Uit artikel 4 van het Besluit Pleegzorg BES volgt dat de pleegzorgvergoeding bestaat uit een basisbedrag dat kan worden vermeerderd met een toeslag en verminderd met een korting. In artikel 2 is het basisbedrag opgenomen, dit bedrag is een genormeerde onkostenvergoeding die varieert met de leeftijd van het pleegkind. In het genormeerde bedrag zijn opgenomen de kosten die normaliter gemoeid zijn met onder meer voeding, kosten van woninginrichting, lichamelijke verzorging, zak- en kleedgeld, deelname aan maatschappelijke activiteiten zoals sport en ontspanning, reiskosten (bijvoorbeeld voor school of weekendbezoek aan de ouders), kleine onderwijskosten (zoals pennen, agenda en schriften enz.) en ziektekosten.

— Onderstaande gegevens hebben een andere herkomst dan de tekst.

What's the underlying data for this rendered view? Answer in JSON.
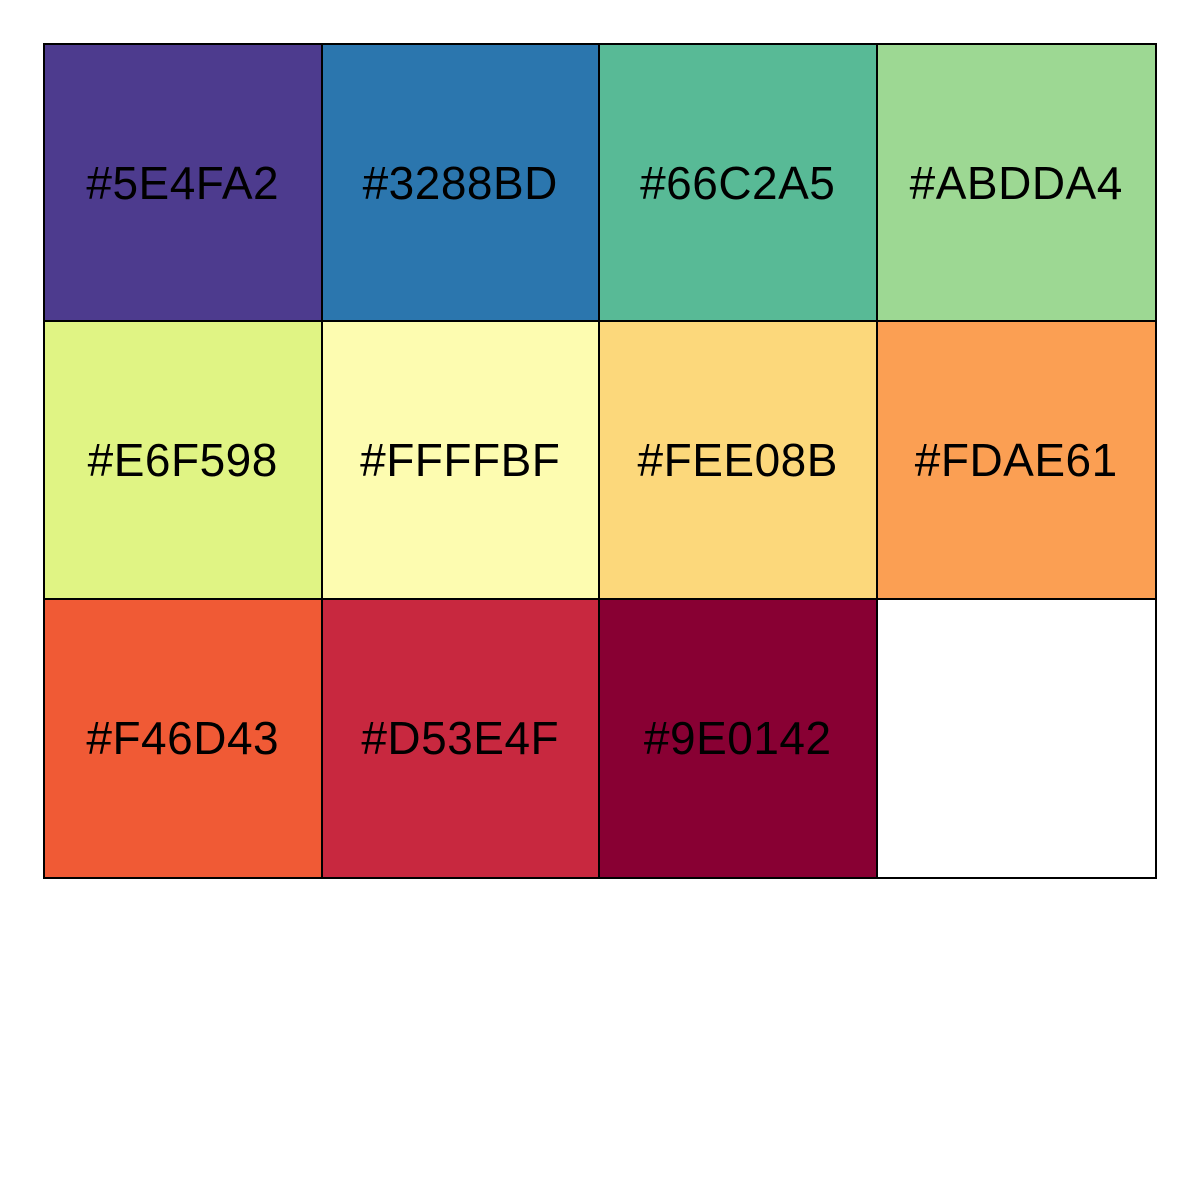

Vanwege de hogere kosten voor levensonderhoud op Sint Eustatius en Saba is het basisbedrag voor deze openbare lichamen hoger dan het basisbedrag voor pleeggezinnen die woonachtig zijn op Bonaire.

Het basisbedrag wordt verstrekt gedurende de periode dat een pleegouder met JGCN een pleegzorgovereenkomst heeft gesloten en de pleegouder het kind verzorgt en opvoedt als behorend tot zijn gezin. Indien een pleegkind (tijdelijk) niet bij een pleegouder verblijft, zullen er minder kosten worden gemaakt. Indien zich dat voordoet kan het basisbedrag worden verminderd. JGCN kan hiertoe besluiten. Afwezigheid van een pleegkind in verband met een gebruikelijke vakantiebesteding heeft geen invloed op de hoogte van een pleegvergoeding; de kosten van de vakantiebesteding dienen betaald te worden uit de pleegvergoeding. Bij langdurige afwezigheid, bijvoorbeeld in het geval van een langdurige ziekenhuisopname zal een afweging moeten worden gemaakt of verblijf bij de pleegouder nog wel moet worden voorgezet. Van voortzetting sprake zijn als het pleegkind, bijvoorbeeld in het geval van langdurig verblijf in het ziekenhuis, toch nog verzorging door de pleegouder nodig heeft, onder andere in de vorm van frequent bezoek. JGCN kan in dergelijke gevallen besluiten de pleegvergoeding te verlagen, bijvoorbeeld door te besluiten niet (zonder meer) het basisbedrag toe te kennen maar een vergoeding van de werkelijke kosten die verband houden met de noodzakelijke kosten die de pleegouder redelijkerwijs nog moet maken (tot een maximum van het basisbedrag). Welke kosten redelijkerwijs nog gemaakt moeten worden, is ter beoordeling van JGCN.

Artikel 3

In de in artikel 3, eerste lid, genoemde situaties, wordt het basisbedrag vermeerderd met de daar genoemde toeslag. JGCN dient slechts te beoordelen of sprake is van een van de genoemde situaties in onderdeel a of b van het eerste lid. De gehele toeslag wordt in zulke gevallen betaald; JGCN hoeft derhalve niet te beoordelen of en zo ja, hoeveel, kosten de pleegouder daadwerkelijk heeft gemaakt.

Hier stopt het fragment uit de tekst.